Dal punto di vista politico, il momento più importante della vita di Giorgio VI furono i giorni della battaglia di Dunkerque, a cavallo tra il maggio e il giugno 1940. Tutto sembrava perduto e nel governo si parlava apertamente di resa.
Il debole e malato Chamberlain (aveva un tumore del colon-retto) si dimise nel momento peggiore della crisi, il 10 maggio, dopo che il partito laburista, all’opposizione, si era dichiarato disponibile a un governo di unità nazionale a patto che Chamberlain si fosse dimesso.
In ogni caso Giorgio VI doveva nominare il successore: se avesse scelto Lord Halifax, il ministro degli esteri sospettato di nutrire simpatie per i nazisti, molto probabilmente l’Inghilterra avrebbe chiesto la resa.
5. Il no di Winston Churchill, la malattia e la morte
Re Giorgio VI, invece, scelse Winston Churchill, un anziano ed esperto politico che si impegnò immediatamente con grande determinazione a bloccare ogni possibile cedimento ai nazisti, rendendo subito chiaro che l’Inghilterra avrebbe combattuto con ogni mezzo possibile senza arrendersi.
Una volta presa questa decisione, la coppia dei sovrani scelse di condividere il più possibile le sofferenze dei sudditi.

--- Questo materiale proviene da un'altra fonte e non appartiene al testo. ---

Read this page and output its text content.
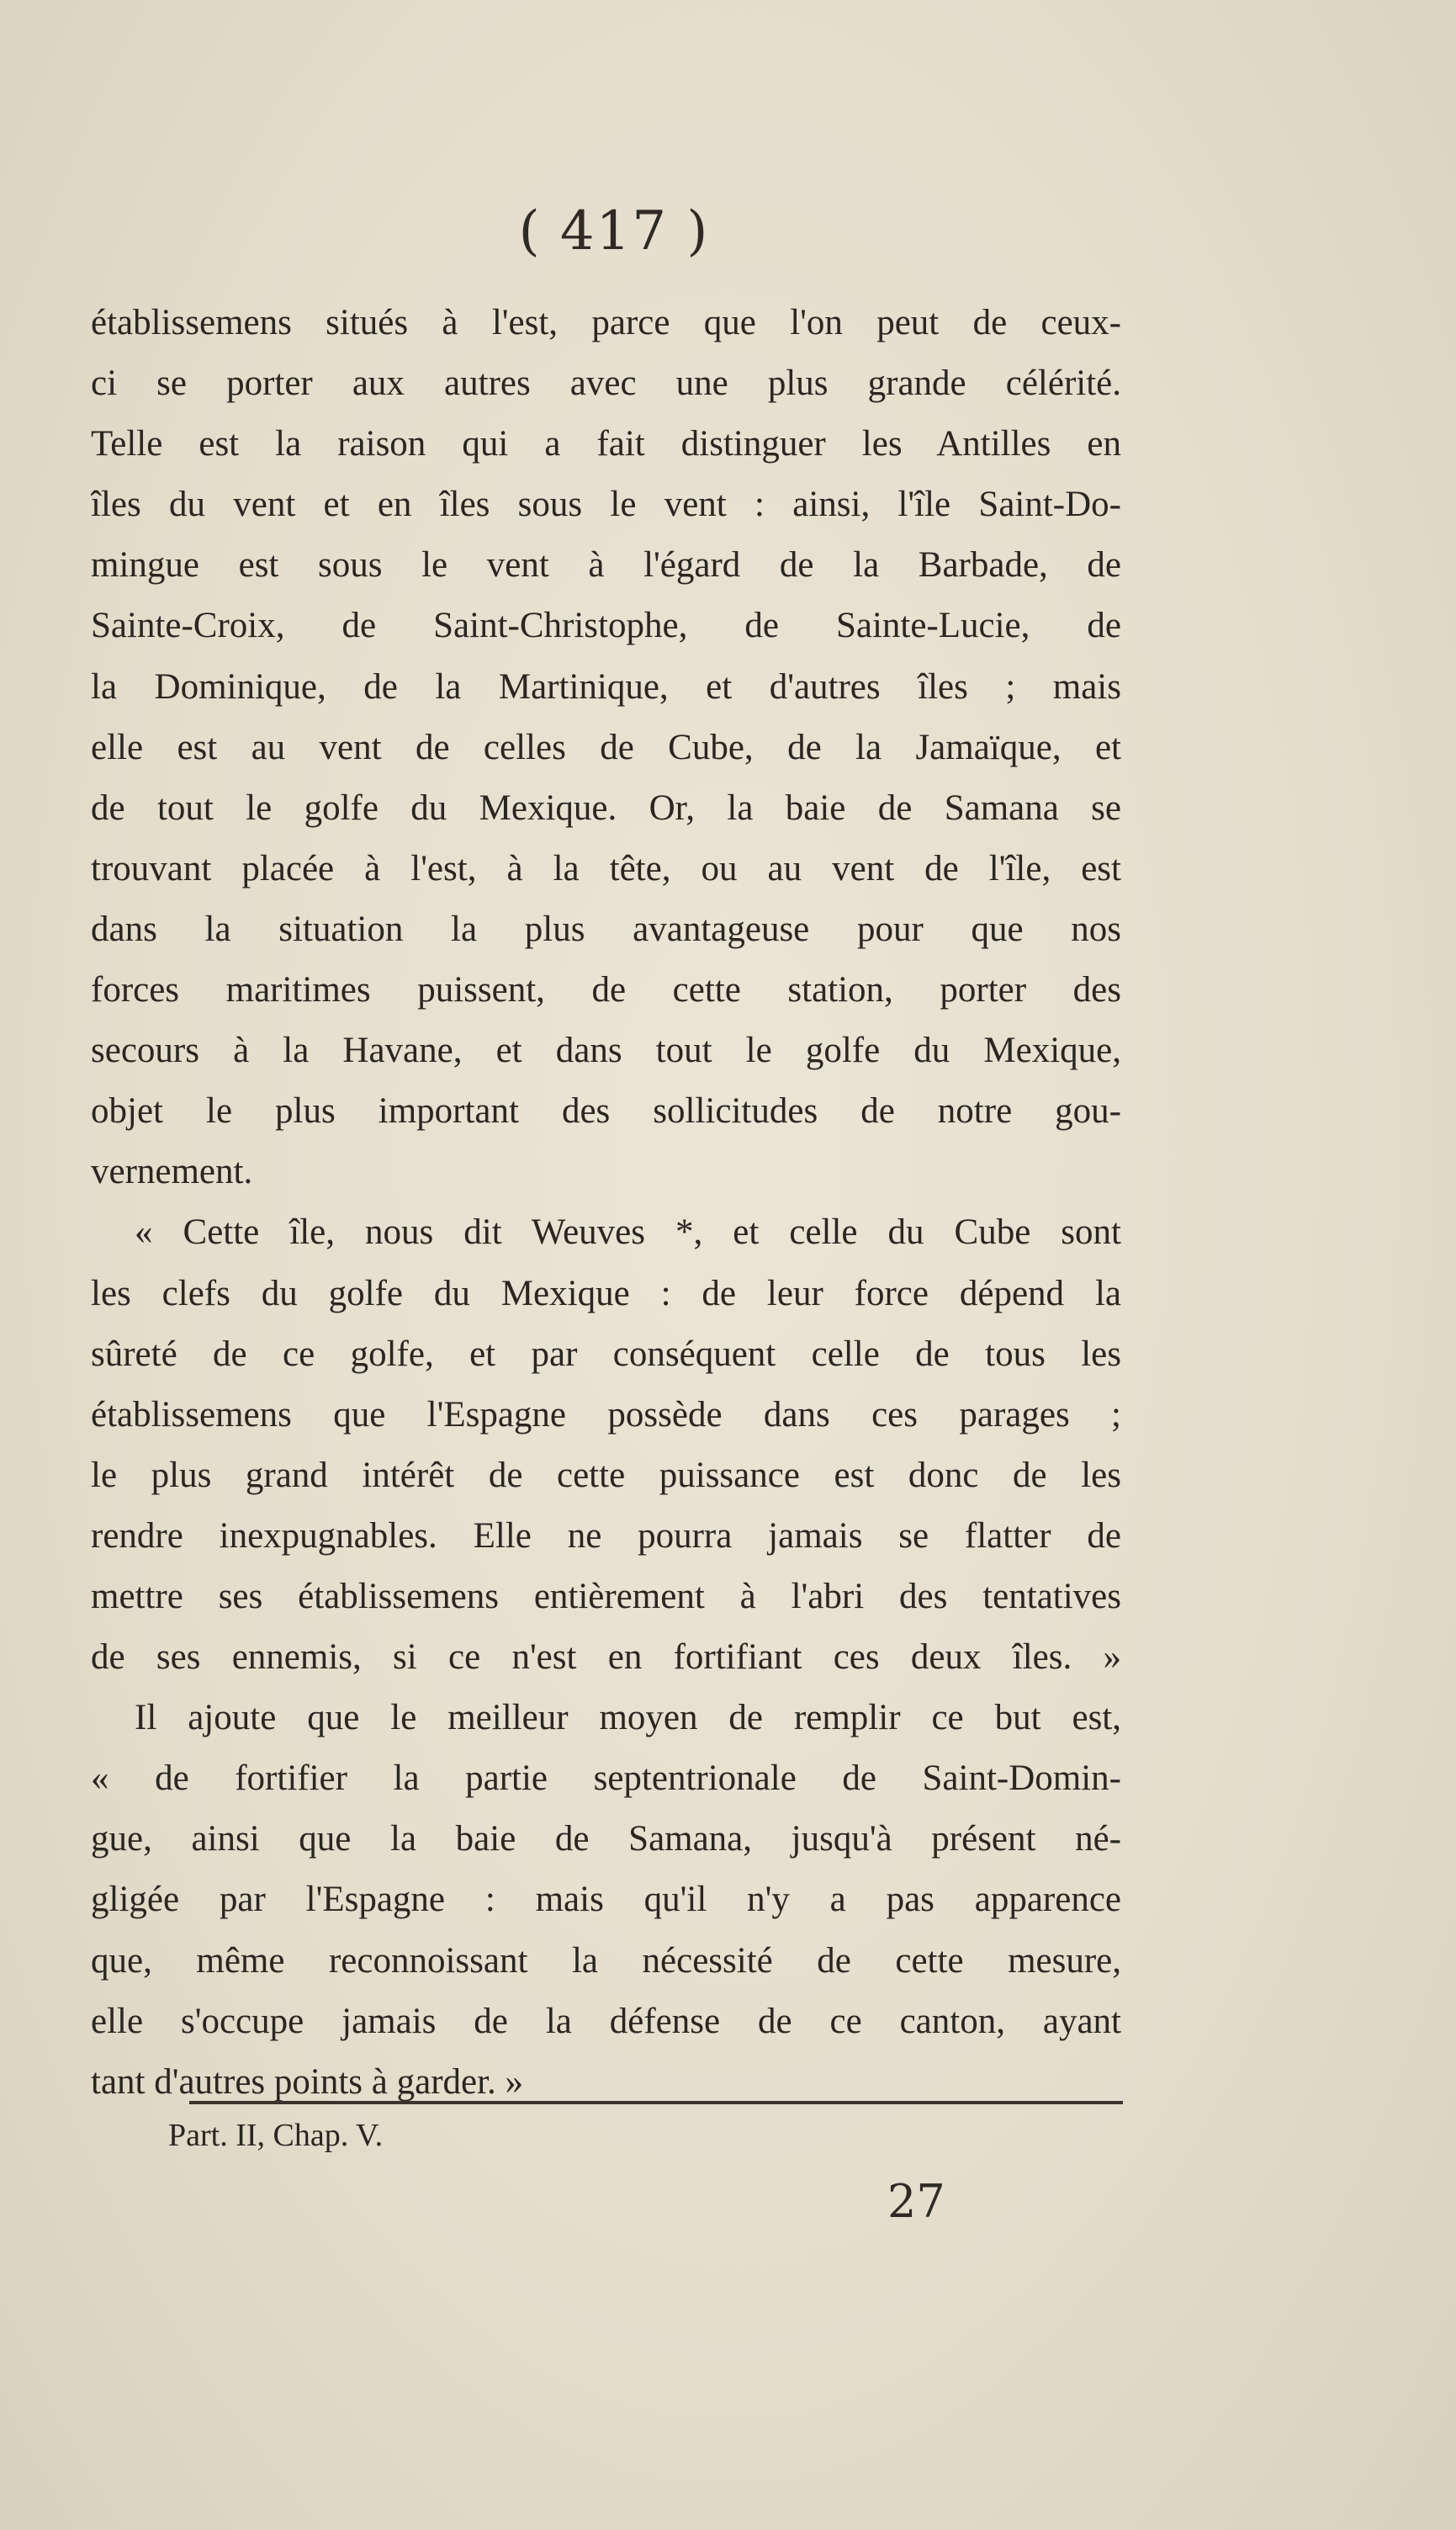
( 417 )
établissemens situés à l'est, parce que l'on peut de ceux-
ci se porter aux autres avec une plus grande célérité.
Telle est la raison qui a fait distinguer les Antilles en
îles du vent et en îles sous le vent : ainsi, l'île Saint-Do-
mingue est sous le vent à l'égard de la Barbade, de
Sainte-Croix, de Saint-Christophe, de Sainte-Lucie, de
la Dominique, de la Martinique, et d'autres îles ; mais
elle est au vent de celles de Cube, de la Jamaïque, et
de tout le golfe du Mexique. Or, la baie de Samana se
trouvant placée à l'est, à la tête, ou au vent de l'île, est
dans la situation la plus avantageuse pour que nos
forces maritimes puissent, de cette station, porter des
secours à la Havane, et dans tout le golfe du Mexique,
objet le plus important des sollicitudes de notre gou-
vernement.
« Cette île, nous dit Weuves *, et celle du Cube sont
les clefs du golfe du Mexique : de leur force dépend la
sûreté de ce golfe, et par conséquent celle de tous les
établissemens que l'Espagne possède dans ces parages ;
le plus grand intérêt de cette puissance est donc de les
rendre inexpugnables. Elle ne pourra jamais se flatter de
mettre ses établissemens entièrement à l'abri des tentatives
de ses ennemis, si ce n'est en fortifiant ces deux îles. »
Il ajoute que le meilleur moyen de remplir ce but est,
« de fortifier la partie septentrionale de Saint-Domin-
gue, ainsi que la baie de Samana, jusqu'à présent né-
gligée par l'Espagne : mais qu'il n'y a pas apparence
que, même reconnoissant la nécessité de cette mesure,
elle s'occupe jamais de la défense de ce canton, ayant
tant d'autres points à garder. »
Part. II, Chap. V.
27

Re Giorgio visitò spesso le zone colpite dalle bombe e i rifugi antiaerei, senza trascurare le fabbriche e i reparti militari. Inoltre si recò in zone ancora più esposte (per esempio in Normandia nel 1944 dopo lo sbarco).
Mantenne relazioni strettissime con Churchill, con cui pranzò ogni giorno durante il conflitto, condividendone le confidenze e i pensieri. Il popolo britannico restituì con entusiasmo la dedizione del sovrano, acclamandolo con sincero affetto, assieme al resto della famiglia reale, il giorno della vittoria, nel maggio del 1945.
La Gran Bretagna, che aveva vinto la guerra, doveva tuttavia perdere la pace. L’Impero, che aveva già cominciato a dare segni di cedimento negli anni Trenta, si dissolse dopo il conflitto senza che Giorgio potesse fare niente per impedirlo.
Il colpo più duro fu la perdita della “perla dell’Impero”, ossia dell’India, che nel 1947 conquistò la sua indipendenza, subendo però a sua volta la perdita del Pakistan musulmano, che si dichiarò indipendente. Giorgio VI d’Inghilterra fu quindi l’ultimo sovrano europeo a potersi fregiare del titolo di imperatore.
I forti stress subiti nel conflitto e negli anni immediatamente successivi contribuirono non poco a peggiorare le condizioni di salute del sovrano. Nel 1951 gli venne diagnosticato un tumore al polmone, dovuto anche all’abuso del fumo.
Il tumore venne asportato il 23 settembre di quell’anno, ma l’intervento non poté nulla contro le altre malattie da cui era affetto, tra cui una forma di arteriosclerosi. Giorgio VI riuscì ancora a incidere su disco il discorso di Natale alla nazione, ma le sue condizioni peggiorarono ulteriormente.
Andando contro i consigli di quanti gli erano vicini, volle accompagnare la figlia Elisabetta e Filippo, suo marito, alla partenza di un viaggio in Australia: fu la sua ultima apparizione in pubblico, perché il 6 febbraio 1952, all’alba, fu trovato morto nel suo letto, stroncato da una trombosi delle coronarie. Aveva 56 anni.